Student loans are loans given by banks and certain financial institutions in the United States (as well as in some other countries) to finance the education of students at all levels of their academic and training career.
A student may take student loans at different stages of his or her education. The loans may come from the same or different lenders. Student loans are to be repaid after the student has completed his or education and starts earning.
Types of Student Loans:
In the United States, student loans are broadly of two types: federal and private.
Federal: Federal student loans are those whose repayment is guaranteed by the federal government. If a federal student defaults on loan repayment, the government steps in and fulfills the student’s repayment obligation towards the lender. Given this guarantee, banks and financial institutions are more liberal with extending federal loans.
Private: Private student loans are loans extended by lenders at their own risk. Of course, students who avail of such loans are legally obliged to repay on pre-set terms and conditions. But, in case they default, the lender gets no support from the government and has to initiate its loan recovery process as with other loans. Lenders of private student loans are therefore more selective of who they are lending to, their lending rates may be slightly higher, and some of them may also demand collateral or a guarantor.
What is Student Loan Consolidation?
Now, let’s look at what student loan consolidation is all about. It usually happens that students take more than one loan to finance different courses. Loans are relatively easy to obtain, but the problem starts when repayment time comes. Each loan taken by the student is a separate repayment obligation.

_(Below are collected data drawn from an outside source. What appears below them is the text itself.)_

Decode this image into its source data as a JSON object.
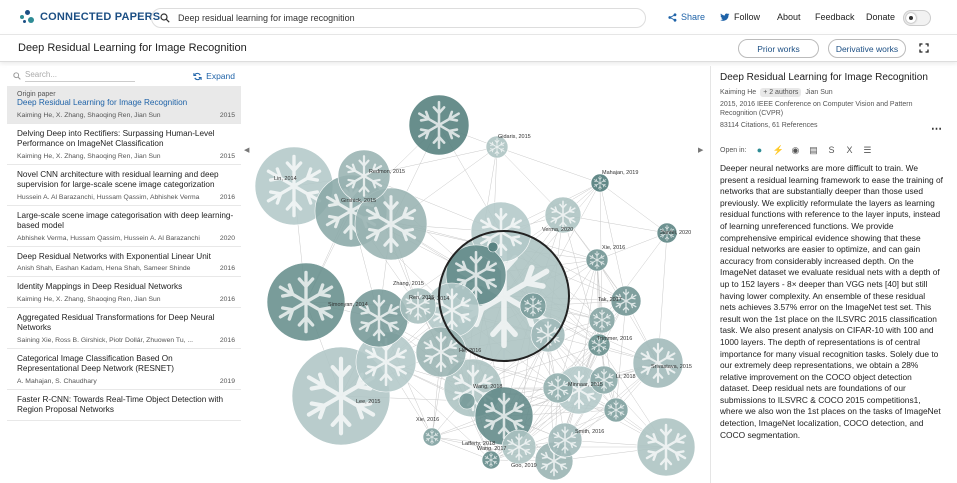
{
  "header": {
    "brand": "CONNECTED PAPERS",
    "search_value": "Deep residual learning for image recognition",
    "nav": {
      "share": "Share",
      "follow": "Follow",
      "about": "About",
      "feedback": "Feedback",
      "donate": "Donate"
    }
  },
  "subbar": {
    "title": "Deep Residual Learning for Image Recognition",
    "prior_works": "Prior works",
    "derivative_works": "Derivative works"
  },
  "sidebar": {
    "search_placeholder": "Search...",
    "expand": "Expand",
    "origin_label": "Origin paper",
    "items": [
      {
        "title": "Deep Residual Learning for Image Recognition",
        "authors": "Kaiming He, X. Zhang, Shaoqing Ren, Jian Sun",
        "year": "2015"
      },
      {
        "title": "Delving Deep into Rectifiers: Surpassing Human-Level Performance on ImageNet Classification",
        "authors": "Kaiming He, X. Zhang, Shaoqing Ren, Jian Sun",
        "year": "2015"
      },
      {
        "title": "Novel CNN architecture with residual learning and deep supervision for large-scale scene image categorization",
        "authors": "Hussein A. Al Barazanchi, Hussam Qassim, Abhishek Verma",
        "year": "2016"
      },
      {
        "title": "Large-scale scene image categorisation with deep learning-based model",
        "authors": "Abhishek Verma, Hussam Qassim, Hussein A. Al Barazanchi",
        "year": "2020"
      },
      {
        "title": "Deep Residual Networks with Exponential Linear Unit",
        "authors": "Anish Shah, Eashan Kadam, Hena Shah, Sameer Shinde",
        "year": "2016"
      },
      {
        "title": "Identity Mappings in Deep Residual Networks",
        "authors": "Kaiming He, X. Zhang, Shaoqing Ren, Jian Sun",
        "year": "2016"
      },
      {
        "title": "Aggregated Residual Transformations for Deep Neural Networks",
        "authors": "Saining Xie, Ross B. Girshick, Piotr Dollár, Zhuowen Tu, ...",
        "year": "2016"
      },
      {
        "title": "Categorical Image Classification Based On Representational Deep Network (RESNET)",
        "authors": "A. Mahajan, S. Chaudhary",
        "year": "2019"
      },
      {
        "title": "Faster R-CNN: Towards Real-Time Object Detection with Region Proposal Networks",
        "authors": "",
        "year": ""
      }
    ]
  },
  "graph": {
    "labels": [
      "Gidaris, 2015",
      "Mahajan, 2019",
      "Lin, 2014",
      "Redmon, 2015",
      "Girshick, 2015",
      "Verma, 2020",
      "Jianfei, 2020",
      "Xie, 2016",
      "Zhang, 2015",
      "Ren, 2015",
      "Simonyan, 2014",
      "He, 2016",
      "Tak, 2017",
      "Trimmer, 2016",
      "Srivastava, 2015",
      "He, 2014",
      "Wang, 2018",
      "Minnaar, 2015",
      "Li, 2018",
      "Lee, 2015",
      "Xie, 2016",
      "Lafferty, 2018",
      "Smith, 2016",
      "Wang, 2017",
      "Goo, 2019"
    ]
  },
  "details": {
    "title": "Deep Residual Learning for Image Recognition",
    "author1": "Kaiming He",
    "more_authors": "+ 2 authors",
    "author_last": "Jian Sun",
    "venue": "2015, 2016 IEEE Conference on Computer Vision and Pattern Recognition (CVPR)",
    "citations": "83114 Citations, 61 References",
    "open_in": "Open in:",
    "abstract": "Deeper neural networks are more difficult to train. We present a residual learning framework to ease the training of networks that are substantially deeper than those used previously. We explicitly reformulate the layers as learning residual functions with reference to the layer inputs, instead of learning unreferenced functions. We provide comprehensive empirical evidence showing that these residual networks are easier to optimize, and can gain accuracy from considerably increased depth. On the ImageNet dataset we evaluate residual nets with a depth of up to 152 layers - 8× deeper than VGG nets [40] but still having lower complexity. An ensemble of these residual nets achieves 3.57% error on the ImageNet test set. This result won the 1st place on the ILSVRC 2015 classification task. We also present analysis on CIFAR-10 with 100 and 1000 layers. The depth of representations is of central importance for many visual recognition tasks. Solely due to our extremely deep representations, we obtain a 28% relative improvement on the COCO object detection dataset. Deep residual nets are foundations of our submissions to ILSVRC & COCO 2015 competitions1, where we also won the 1st places on the tasks of ImageNet detection, ImageNet localization, COCO detection, and COCO segmentation."
  }
}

Repayments against a number of separate loans add up to a sizeable amount, which many people (who are no longer students, but are full-fledged earners) find difficult to shoulder.
This is where consolidation comes in. In student loan consolidation, all the separate loans taken by the individual are clubbed into one loan with a single repayment plan, which usually works out lower monthly payments (in federal student loans, the difference could be as much as 50 per cent). Consolidation services are provided by specialist institutions and there are many intermediaries in the United States who draw up consolidation plans.

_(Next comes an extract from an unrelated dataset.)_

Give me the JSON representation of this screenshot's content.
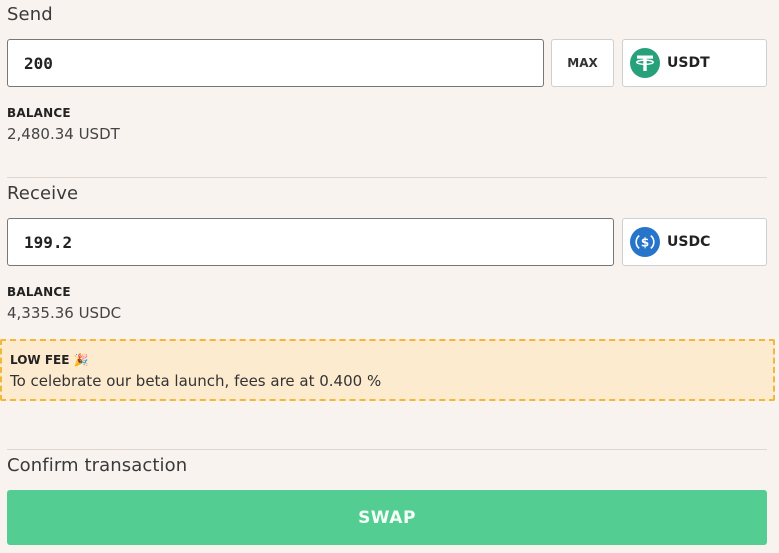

Student Loan Consolidation in Brief:
Student loans in the United States are broadly of two types: federal and private. Banks and financial institutions that provide student loans are more liberal with federal students because repayment is guaranteed by the government. The problem with student loans usually starts when the student has completed education and started earning, when he or she has to start repaying the loans taken as student.
Student loan consolidation is all about clubbing into a single loan all the loans a student had taken, so that the repayment is in the form of a single installment instead of one installment for each loan. Student loan consolidation usually results in a lower combined installment. There are many agents/brokers in the market provide student loan consolidation services in the United States.